Pioneers of offshore technology in India


In the last five decades, India has made tremendous economic progress. One of the key pillars of its success has been its ability to harness the power of science and technology for development. In many key areas it has found men of vision and daring who have absorbed the latest technologies of the day and have been able to mobilize the brightest minds in the country to lay the foundations of a modern India. The key to this success has been scientists and technologists with a keen vision and deep commitment, supported by a forward looking political leadership of the day, a bureaucracy in tune with the needs of the country and a population willing to embrace the latest that modern science had to offer in its search for rapid economic development. Thus in the fifties came the dam builders like A N Khosla, followed by Homi Bhabha who harnessed the power of the atom and built the country’s nuclear capability through the Atomic Energy Commission. The country produced Vikram Sarabhai who led the county into the space era, V Krishnamurthy who built the heavy electrical capacity, the Tatas who laid the foundation of modern India’ s steel industry, SMPatil who developed an indigenous capacity for machine tools, MS Swaminathan who developed the seeds that led to the green revolution, MS Pathak who built the engineering consulting capability. These were the true founders of modern India on the basis of which the economic progress of the country was built.

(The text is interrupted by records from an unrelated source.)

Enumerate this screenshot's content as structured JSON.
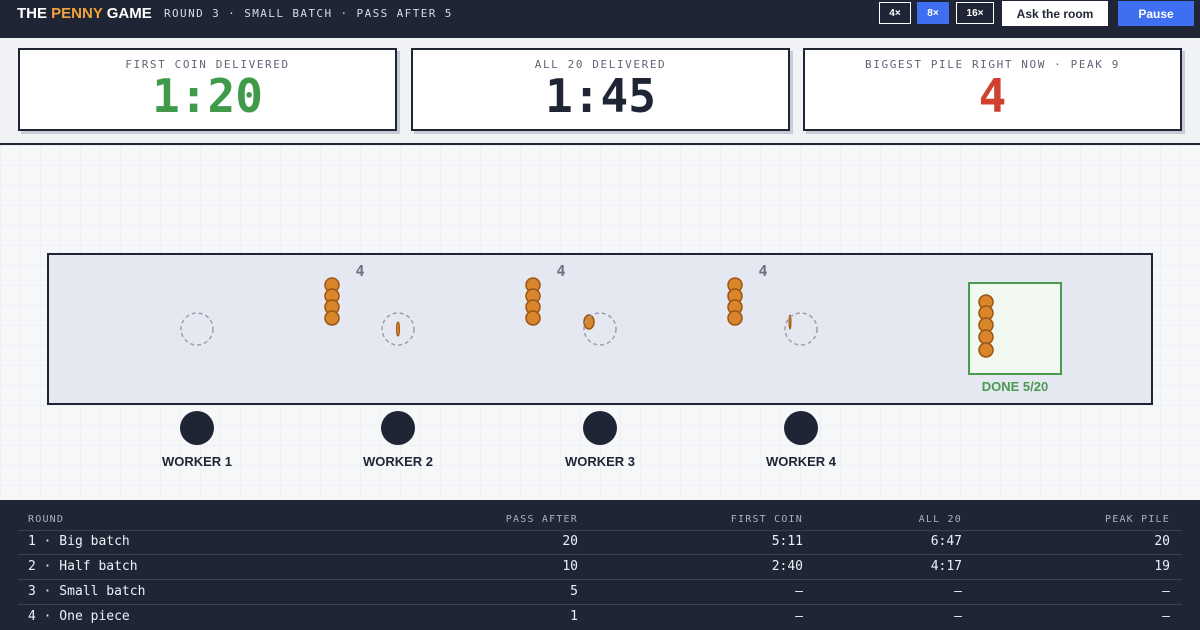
{
  "header": {
    "brand": [
      "THE",
      "PENNY",
      "GAME"
    ],
    "subtitle": "ROUND 3 · SMALL BATCH · PASS AFTER 5",
    "speeds": [
      "4×",
      "8×",
      "16×"
    ],
    "active_speed": 1,
    "buttons": [
      "Ask the room",
      "Pause"
    ]
  },
  "stats": [
    {
      "label": "FIRST COIN DELIVERED",
      "value": "1:20",
      "color": "#3f9a4a"
    },
    {
      "label": "ALL 20 DELIVERED",
      "value": "1:45",
      "color": "#1f2535"
    },
    {
      "label": "BIGGEST PILE RIGHT NOW · PEAK 9",
      "value": "4",
      "color": "#d0402e"
    }
  ],
  "floor": {
    "workers": [
      "WORKER 1",
      "WORKER 2",
      "WORKER 3",
      "WORKER 4"
    ],
    "piles": [
      4,
      4,
      4
    ],
    "done": "DONE 5/20"
  },
  "table": {
    "columns": [
      "ROUND",
      "PASS AFTER",
      "FIRST COIN",
      "ALL 20",
      "PEAK PILE"
    ],
    "rows": [
      [
        "1 · Big batch",
        20,
        "5:11",
        "6:47",
        20
      ],
      [
        "2 · Half batch",
        10,
        "2:40",
        "4:17",
        19
      ],
      [
        "3 · Small batch",
        5,
        "—",
        "—",
        "—"
      ],
      [
        "4 · One piece",
        1,
        "—",
        "—",
        "—"
      ]
    ]
  }
}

Another of these areas was offshore technology. The creation of an indigenous capability and capacity in offshore technology laid the foundation of an oil industry that by the mid eighties was able to provide self sufficiency to the extent of 70%, created a completely new industry, mobilized the best of scientists and technologists and laid the foundation for both rapid economic growth and a new infrastructure for development.

In 1970, India had no capability for offshore engineering, it had no fabrication yards for building offshore oil platforms, there were no submarine pipelines to carry oil and gas from offshore platforms, indeed there were no offshore process platforms or terminals. No offshore drilling rigs patrolled the oceans, there were neither supply vessels nor fire fighting ships. In short there was nothing.

Yet by 1985- in just fifteen years, India had over 50 offshore platform off the coast of Bombay. It had discovered its largest oil and gas fields offshore and able to develop them within a short space of a decade. It had designed and built not only offshore well platforms, but also the most complicated and complex of process platforms that were able to separate oil and gas offshore and to transmit them to the shore. It had built a large number of major and minor submarine pipelines. It had developed an indigenous capability to design all offshore installations, which by 1985 was responsible for almost 80% of all offshore work. India had been able to convert three shipyards to build the latest offshore platforms and pipelines. It had over 20 offshore drilling rigs operating offshore, many of them owned and operated by Indians. These structures, most designed, fabricated and constructed indigenously enabled oil and gas production of over half a million barrels of oil and by the mid eighties and set the country towards self sufficiency.


This book, "Pioneers of offshore technology", is an attempt to chronicle the story of this latest effort to mobilize science and technology for economic development. It lays out for the reader the strategies and the driving forces that made this success possible and the young pioneers who made it possible. Not only did these young pioneers build and create the offshore technology in India, they also laid the foundation of a completely new industry, they went on to make major contributions to the international oil industry as well. Many of them went on to become chairman of international companies , create an offshore supply services company , design companies, and others became key players in offshore oil and gas companies in Korea, U.S, Australia, Indonesia, Singapore.

The book presents their stories and it is a chapter in our history of science and technology that the nation should be truly proud of.